President Obama has been getting his share of criticism lately. And it isn’t just coming from Fox News or the crazies who are still searching for his Kenyan birth certificate. Much of the criticism has been coming from his supporters.
The gay community and its allies are furious about the recent brief defending the Defense of Marriage Act (DOMA). Particularly infuriating was the inference that gay marriage equates with incest.
Those of us who think that torture should be fully investigated are upset about Obama’s unwillingness to pursue the matter. The u-turn he took regarding the release of torture photographs was frustrating to say the least.
Some of the reaction has been nasty. I’ve seen “f-you Obama” posts. I’ve read a litany of articles on how the gay community needs to dump Obama and the democrats. One writer even went so far as to wax nostalgic for the Bush administration – at least we knew they were going to screw us.
Then there are Obama’s unwavering defenders. When Bill Maher criticized Obama for not pushing hard enough for health care and cutting carbon emissions, he received a barrage of calls from Obama supporters.

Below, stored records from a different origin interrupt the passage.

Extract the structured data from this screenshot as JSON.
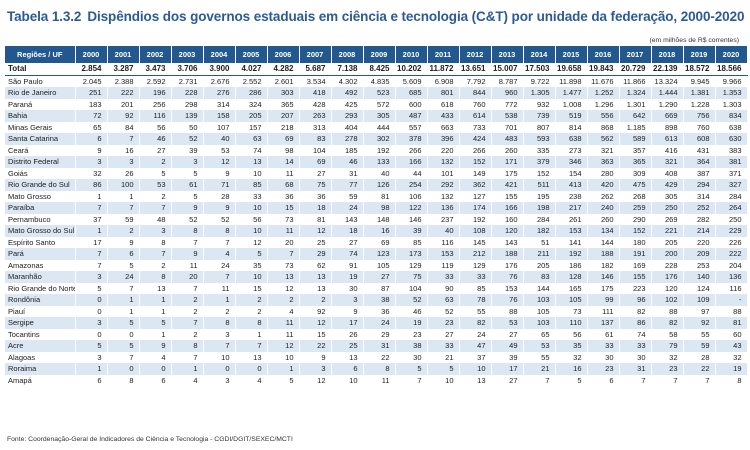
{
  "table_number": "Tabela 1.3.2",
  "title": "Dispêndios dos governos estaduais em ciência e tecnologia (C&T) por unidade da federação, 2000-2020",
  "unit_note": "(em milhões de R$ correntes)",
  "header": {
    "region_label": "Regiões / UF",
    "years": [
      "2000",
      "2001",
      "2002",
      "2003",
      "2004",
      "2005",
      "2006",
      "2007",
      "2008",
      "2009",
      "2010",
      "2011",
      "2012",
      "2013",
      "2014",
      "2015",
      "2016",
      "2017",
      "2018",
      "2019",
      "2020"
    ]
  },
  "rows": [
    {
      "name": "Total",
      "values": [
        "2.854",
        "3.287",
        "3.473",
        "3.706",
        "3.900",
        "4.027",
        "4.282",
        "5.687",
        "7.138",
        "8.425",
        "10.202",
        "11.872",
        "13.651",
        "15.007",
        "17.503",
        "19.658",
        "19.843",
        "20.729",
        "22.139",
        "18.572",
        "18.566"
      ]
    },
    {
      "name": "São Paulo",
      "values": [
        "2.045",
        "2.388",
        "2.592",
        "2.731",
        "2.676",
        "2.552",
        "2.601",
        "3.534",
        "4.302",
        "4.835",
        "5.609",
        "6.908",
        "7.792",
        "8.787",
        "9.722",
        "11.898",
        "11.676",
        "11.866",
        "13.324",
        "9.945",
        "9.966"
      ]
    },
    {
      "name": "Rio de Janeiro",
      "values": [
        "251",
        "222",
        "196",
        "228",
        "276",
        "286",
        "303",
        "418",
        "492",
        "523",
        "685",
        "801",
        "844",
        "960",
        "1.305",
        "1.477",
        "1.252",
        "1.324",
        "1.444",
        "1.381",
        "1.353"
      ]
    },
    {
      "name": "Paraná",
      "values": [
        "183",
        "201",
        "256",
        "298",
        "314",
        "324",
        "365",
        "428",
        "425",
        "572",
        "600",
        "618",
        "760",
        "772",
        "932",
        "1.008",
        "1.296",
        "1.301",
        "1.290",
        "1.228",
        "1.303"
      ]
    },
    {
      "name": "Bahia",
      "values": [
        "72",
        "92",
        "116",
        "139",
        "158",
        "205",
        "207",
        "263",
        "293",
        "305",
        "487",
        "433",
        "614",
        "538",
        "739",
        "519",
        "556",
        "642",
        "669",
        "756",
        "834"
      ]
    },
    {
      "name": "Minas Gerais",
      "values": [
        "65",
        "84",
        "56",
        "50",
        "107",
        "157",
        "218",
        "313",
        "404",
        "444",
        "557",
        "663",
        "733",
        "701",
        "807",
        "814",
        "868",
        "1.185",
        "898",
        "760",
        "638"
      ]
    },
    {
      "name": "Santa Catarina",
      "values": [
        "6",
        "7",
        "46",
        "52",
        "40",
        "63",
        "69",
        "83",
        "278",
        "302",
        "378",
        "396",
        "424",
        "483",
        "593",
        "638",
        "562",
        "589",
        "613",
        "608",
        "630"
      ]
    },
    {
      "name": "Ceará",
      "values": [
        "9",
        "16",
        "27",
        "39",
        "53",
        "74",
        "98",
        "104",
        "185",
        "192",
        "266",
        "220",
        "266",
        "260",
        "335",
        "273",
        "321",
        "357",
        "416",
        "431",
        "383"
      ]
    },
    {
      "name": "Distrito Federal",
      "values": [
        "3",
        "3",
        "2",
        "3",
        "12",
        "13",
        "14",
        "69",
        "46",
        "133",
        "166",
        "132",
        "152",
        "171",
        "379",
        "346",
        "363",
        "365",
        "321",
        "364",
        "381"
      ]
    },
    {
      "name": "Goiás",
      "values": [
        "32",
        "26",
        "5",
        "5",
        "9",
        "10",
        "11",
        "27",
        "31",
        "40",
        "44",
        "101",
        "149",
        "175",
        "152",
        "154",
        "280",
        "309",
        "408",
        "387",
        "371"
      ]
    },
    {
      "name": "Rio Grande do Sul",
      "values": [
        "86",
        "100",
        "53",
        "61",
        "71",
        "85",
        "68",
        "75",
        "77",
        "126",
        "254",
        "292",
        "362",
        "421",
        "511",
        "413",
        "420",
        "475",
        "429",
        "294",
        "327"
      ]
    },
    {
      "name": "Mato Grosso",
      "values": [
        "1",
        "1",
        "2",
        "5",
        "28",
        "33",
        "36",
        "36",
        "59",
        "81",
        "106",
        "132",
        "127",
        "155",
        "195",
        "238",
        "262",
        "268",
        "305",
        "314",
        "284"
      ]
    },
    {
      "name": "Paraíba",
      "values": [
        "7",
        "7",
        "7",
        "9",
        "9",
        "10",
        "15",
        "18",
        "24",
        "98",
        "122",
        "136",
        "174",
        "166",
        "198",
        "217",
        "240",
        "259",
        "250",
        "252",
        "264"
      ]
    },
    {
      "name": "Pernambuco",
      "values": [
        "37",
        "59",
        "48",
        "52",
        "52",
        "56",
        "73",
        "81",
        "143",
        "148",
        "146",
        "237",
        "192",
        "160",
        "284",
        "261",
        "260",
        "290",
        "269",
        "282",
        "250"
      ]
    },
    {
      "name": "Mato Grosso do Sul",
      "values": [
        "1",
        "2",
        "3",
        "8",
        "8",
        "10",
        "11",
        "12",
        "18",
        "16",
        "39",
        "40",
        "108",
        "120",
        "182",
        "153",
        "134",
        "152",
        "221",
        "214",
        "229"
      ]
    },
    {
      "name": "Espírito Santo",
      "values": [
        "17",
        "9",
        "8",
        "7",
        "7",
        "12",
        "20",
        "25",
        "27",
        "69",
        "85",
        "116",
        "145",
        "143",
        "51",
        "141",
        "144",
        "180",
        "205",
        "220",
        "226"
      ]
    },
    {
      "name": "Pará",
      "values": [
        "7",
        "6",
        "7",
        "9",
        "4",
        "5",
        "7",
        "29",
        "74",
        "123",
        "173",
        "153",
        "212",
        "188",
        "211",
        "192",
        "188",
        "191",
        "200",
        "209",
        "222"
      ]
    },
    {
      "name": "Amazonas",
      "values": [
        "7",
        "5",
        "2",
        "11",
        "24",
        "35",
        "73",
        "62",
        "91",
        "105",
        "129",
        "119",
        "129",
        "176",
        "205",
        "186",
        "182",
        "169",
        "228",
        "253",
        "204"
      ]
    },
    {
      "name": "Maranhão",
      "values": [
        "3",
        "24",
        "8",
        "20",
        "7",
        "10",
        "13",
        "13",
        "19",
        "27",
        "75",
        "33",
        "33",
        "76",
        "83",
        "128",
        "146",
        "155",
        "176",
        "140",
        "136"
      ]
    },
    {
      "name": "Rio Grande do Norte",
      "values": [
        "5",
        "7",
        "13",
        "7",
        "11",
        "15",
        "12",
        "13",
        "30",
        "87",
        "104",
        "90",
        "85",
        "153",
        "144",
        "165",
        "175",
        "223",
        "120",
        "124",
        "116"
      ]
    },
    {
      "name": "Rondônia",
      "values": [
        "0",
        "1",
        "1",
        "2",
        "1",
        "2",
        "2",
        "2",
        "3",
        "38",
        "52",
        "63",
        "78",
        "76",
        "103",
        "105",
        "99",
        "96",
        "102",
        "109",
        "-"
      ]
    },
    {
      "name": "Piauí",
      "values": [
        "0",
        "1",
        "1",
        "2",
        "2",
        "2",
        "4",
        "92",
        "9",
        "36",
        "46",
        "52",
        "55",
        "88",
        "105",
        "73",
        "111",
        "82",
        "88",
        "97",
        "88"
      ]
    },
    {
      "name": "Sergipe",
      "values": [
        "3",
        "5",
        "5",
        "7",
        "8",
        "8",
        "11",
        "12",
        "17",
        "24",
        "19",
        "23",
        "82",
        "53",
        "103",
        "110",
        "137",
        "86",
        "82",
        "92",
        "81"
      ]
    },
    {
      "name": "Tocantins",
      "values": [
        "0",
        "0",
        "1",
        "2",
        "3",
        "1",
        "11",
        "15",
        "26",
        "29",
        "23",
        "27",
        "24",
        "27",
        "65",
        "56",
        "61",
        "74",
        "58",
        "55",
        "60"
      ]
    },
    {
      "name": "Acre",
      "values": [
        "5",
        "5",
        "9",
        "8",
        "7",
        "7",
        "12",
        "22",
        "25",
        "31",
        "38",
        "33",
        "47",
        "49",
        "53",
        "35",
        "33",
        "33",
        "79",
        "59",
        "43"
      ]
    },
    {
      "name": "Alagoas",
      "values": [
        "3",
        "7",
        "4",
        "7",
        "10",
        "13",
        "10",
        "9",
        "13",
        "22",
        "30",
        "21",
        "37",
        "39",
        "55",
        "32",
        "30",
        "30",
        "32",
        "28",
        "32"
      ]
    },
    {
      "name": "Roraima",
      "values": [
        "1",
        "0",
        "0",
        "1",
        "0",
        "0",
        "1",
        "3",
        "6",
        "8",
        "5",
        "5",
        "10",
        "17",
        "21",
        "16",
        "23",
        "31",
        "23",
        "22",
        "19"
      ]
    },
    {
      "name": "Amapá",
      "values": [
        "6",
        "8",
        "6",
        "4",
        "3",
        "4",
        "5",
        "12",
        "10",
        "11",
        "7",
        "10",
        "13",
        "27",
        "7",
        "5",
        "6",
        "7",
        "7",
        "7",
        "8"
      ]
    }
  ],
  "source": "Fonte: Coordenação-Geral de Indicadores de Ciência e Tecnologia - CGDI/DGIT/SEXEC/MCTI",
  "colors": {
    "title": "#2c5a94",
    "header_background": "#23588f",
    "stripe": "#dbe7f3"
  }
}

In response, Bill Maher said “He’s your president, not your boyfriend.”
Which reminded me of the part in Sexaholix, where John Leguizamo talks about falling in love with his girlfriend. He fell in love with her because she “calls me on my bullshit, but is sweet about it.”
Real support means calling people on their bullshit, not blindly supporting every stupid thing they do.
More importantly, we don’t need to chose friend or foe. It doesn’t make you a foe if you criticize the president. It doesn’t make you a friend if you don’t. In fact, Obama needs us to be vocal and pushy. The people who don’t want to see his promises fulfilled certainly will be.
We have a tendency to be unhappy with one action and extrapolate that to mean that the person is bad or failing or selling out. Life is not that simple. As Glenn Greenwald pointed out:
In general, how much one criticizes Obama is largely a function of the areas on which one tends to focus. If I had spent the week writing about Iran, I would be largely defending — and praising — Obama’s very wise restraint, even in the face of bipartisan political pressure, when it comes to interfering in Iran’s internal political disputes. His private and public refusal to cheer on all of Israel’s policies is also commendable. Conversely, those who focus on gay issues have been understandably furious with the administration, and in the areas of civil liberties, secrecy, and his Justice Department generally, the administration has been nothing short of abysmal.
Finally, I’d like to respond to those people who are unhappy with some of Obama’s actions, but feel we haven’t given him a chance and so should keep quiet. Or maybe they think he needs to spend his political capital on health care and so can’t waste it on prosecuting torturers or following through on promises to repeal Don’t Ask Don’t Tell. Or maybe they are just afraid he won’t get reelected if he pisses off too many homophobes and torture supporters.
I might accept that criticism was coming too soon if it was simply a matter of not proactively following through on certain promises he made. But this is much more than that. He is actually defending the very policies he claims to be against, from the Defense of Marriage Act to indefinite detention of “suspected” terrorists.
It is not just our right, but our responsibility to point out the hypocrisy and failures of the Obama administration. That doesn’t mean we are being too hard on him. It means we believe he can (and should) be who he said he was.